# Applying lever theory to foot.

1. Dec 11, 2013

### N Eriksen

So, suppose I want to describe my foot, the ancle joint and my achilles tendon as a lever. I look at my foot as if it was standing on a step of a stair with my heel protruding out into the air, or if i was standing on solid ground, lifting my heels just a millimeter from the ground. Like this:

______L___I
X

Where X is the supporting point, L is my ancle joint and I is the Achilles tendon. I say that the distance from X to L is 2, and the Distance from L to I is 1 (units will not be relevant here).

I suppose that my weight is evenly distributed on both feet. As I am completely stationary, there is no net-torque on my foot.

Now, as I see it, I can describe the above as a first class lever, like a see-saw. L is the fulcrum, and the force on the point X is Fa= ½*bodymass*g. The lever is 2 long. So, the torque on the lever will be τa = bodymass*g on the left side.

On the right side, I have the same torque τab. However, I have a lever only 1 long, so I get the force on the achilles tendon to be Fb = bodymass*g = 2*Fa.

However. I see many pages on the internet looking at the case like this:

The fulcrum is the supporting point, X, the joint, L, is the load point, and the effort is on the point I, the achilles tendon. In this way the system is like a 2nd class lever.

I go on to calculate. The Load on the L is Fa=½*bodymass*g. The lever is 2, so the torque from the load of the body on the joint is τa=bodymass*g. The torque must be zero, so I say, looking only at magnitudes of forces and torques:

τab

2*Fa=3*Fb => Fa=3/2Fb

But HEY! Fa is the same in the two cases.

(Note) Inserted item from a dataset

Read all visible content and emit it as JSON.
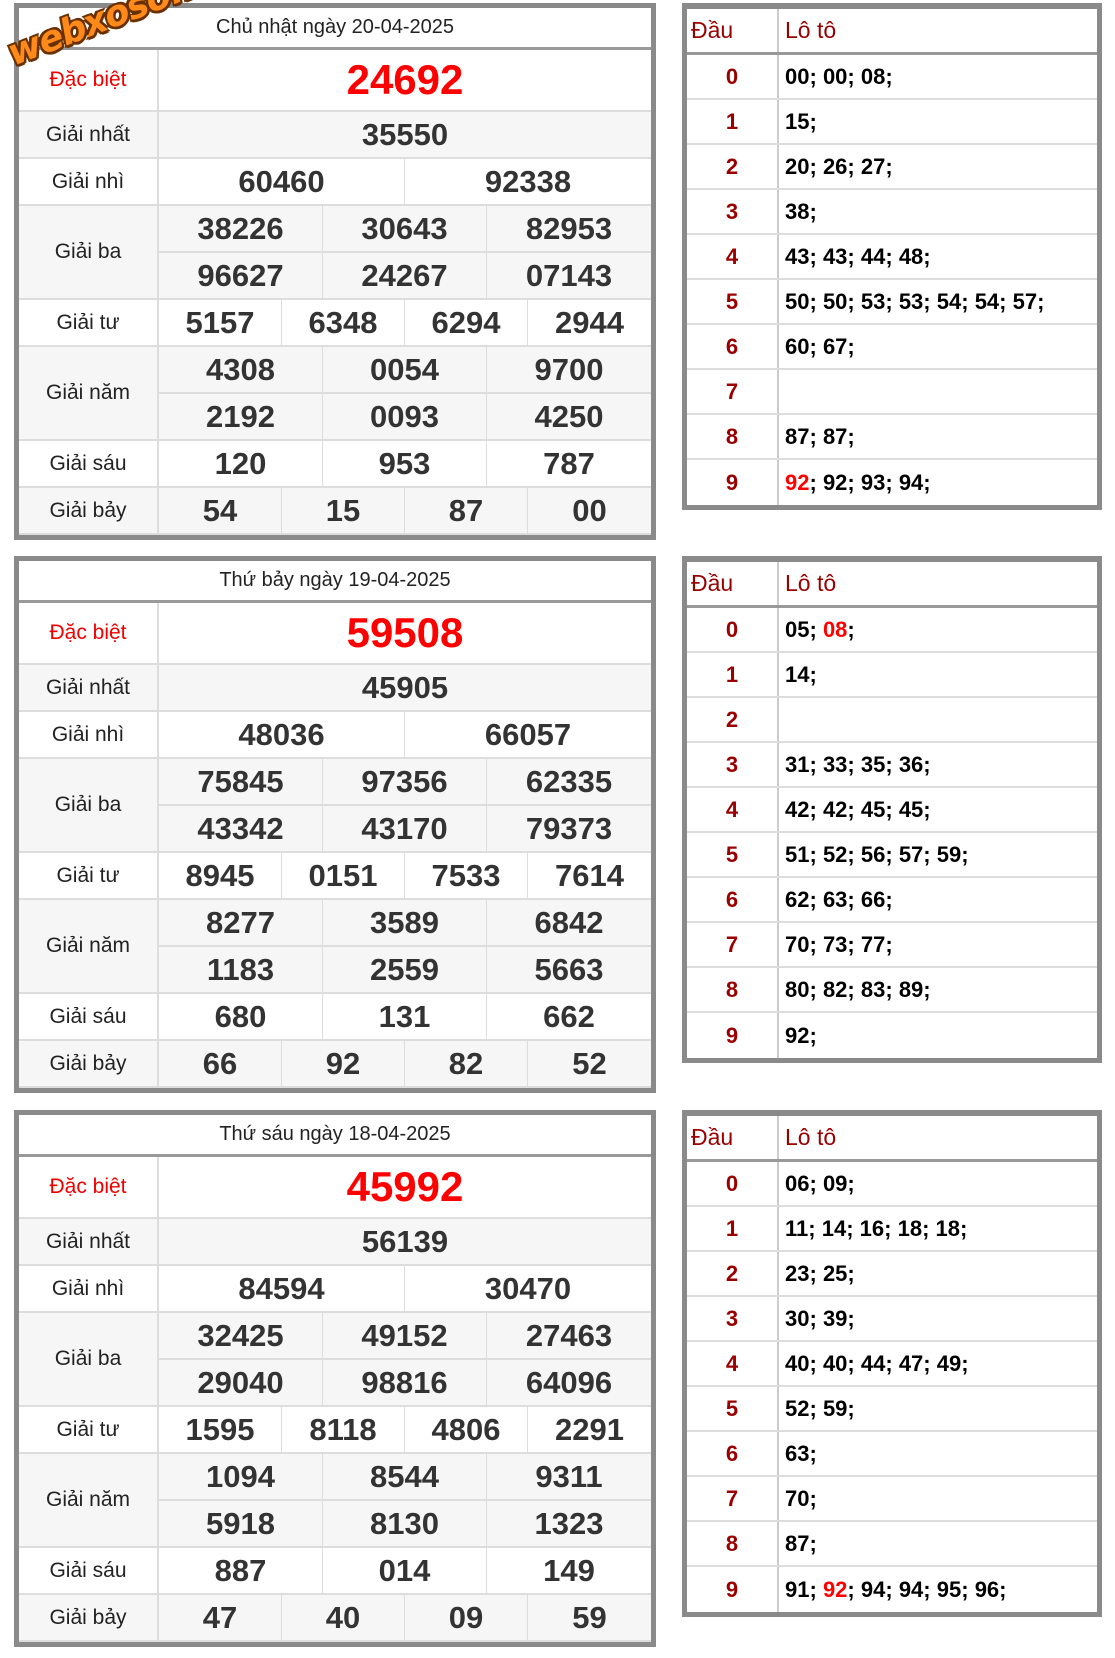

In the first case I got Fb=2Fa
In the second: Fb=2/3Fa

How can this be? What way should I look at this?

Last edited: Dec 11, 2013
2. Dec 11, 2013

### BeBattey

Your Fa is not the same in both cases. In your case you set Fa to be at x, while in the internet's case their Fa is set at L. Your Fb was the same however, but in your set of equations at the end you're showing the relation of Fb between the X and the L forces.

3. Dec 11, 2013

### N Eriksen

Fa is the same. Its half a bodyweight times g. How could it be anything else?

4. Dec 11, 2013

### BeBattey

Imagine your foot is growing lengthwise between L and X as you're standing there. The force on your foot from X would increase as a function of the distance between L and X. Therein lies the concept that forces are wonky when not applied to the center of mass.

5. Dec 11, 2013

### N Eriksen

I honestly don't see how that makes sense. As the distance from L to X increases, the torque increases. The force stays the same. Otherwise I should be spontaneously gaining mass.

6. Dec 11, 2013

### BeBattey

I should have said Fb, the force you apply with your foot.

I'm not sure how to explain it any better, maybe you should try writing it out as a simple rod attached at certain points with forces applied on it with net torque equal to zero. Don't make any assumptions about what the forces are, just Fa, Fb and Fc.

I think the connection to reality is messing you up. No matter what happens you will fall backwards if you don't shift your center of mass forward, and this negates the assumption that the load is applied vertically. You can't pull yourself up and push yourself down at the same time, your weight and your achilles heel would then be able to cause a net force on you if that were true. Astronauts would be able to float back to the spaceship if they were free-floating in space if that were true.

7. Dec 12, 2013

### N Eriksen

Is someone able to give me a better explanation? Have spent some time on this, and it still does not make sense to me. I really want to understand this fully. My original question was also meant to clarify which approach was correct. I have gotten no further in this. At all.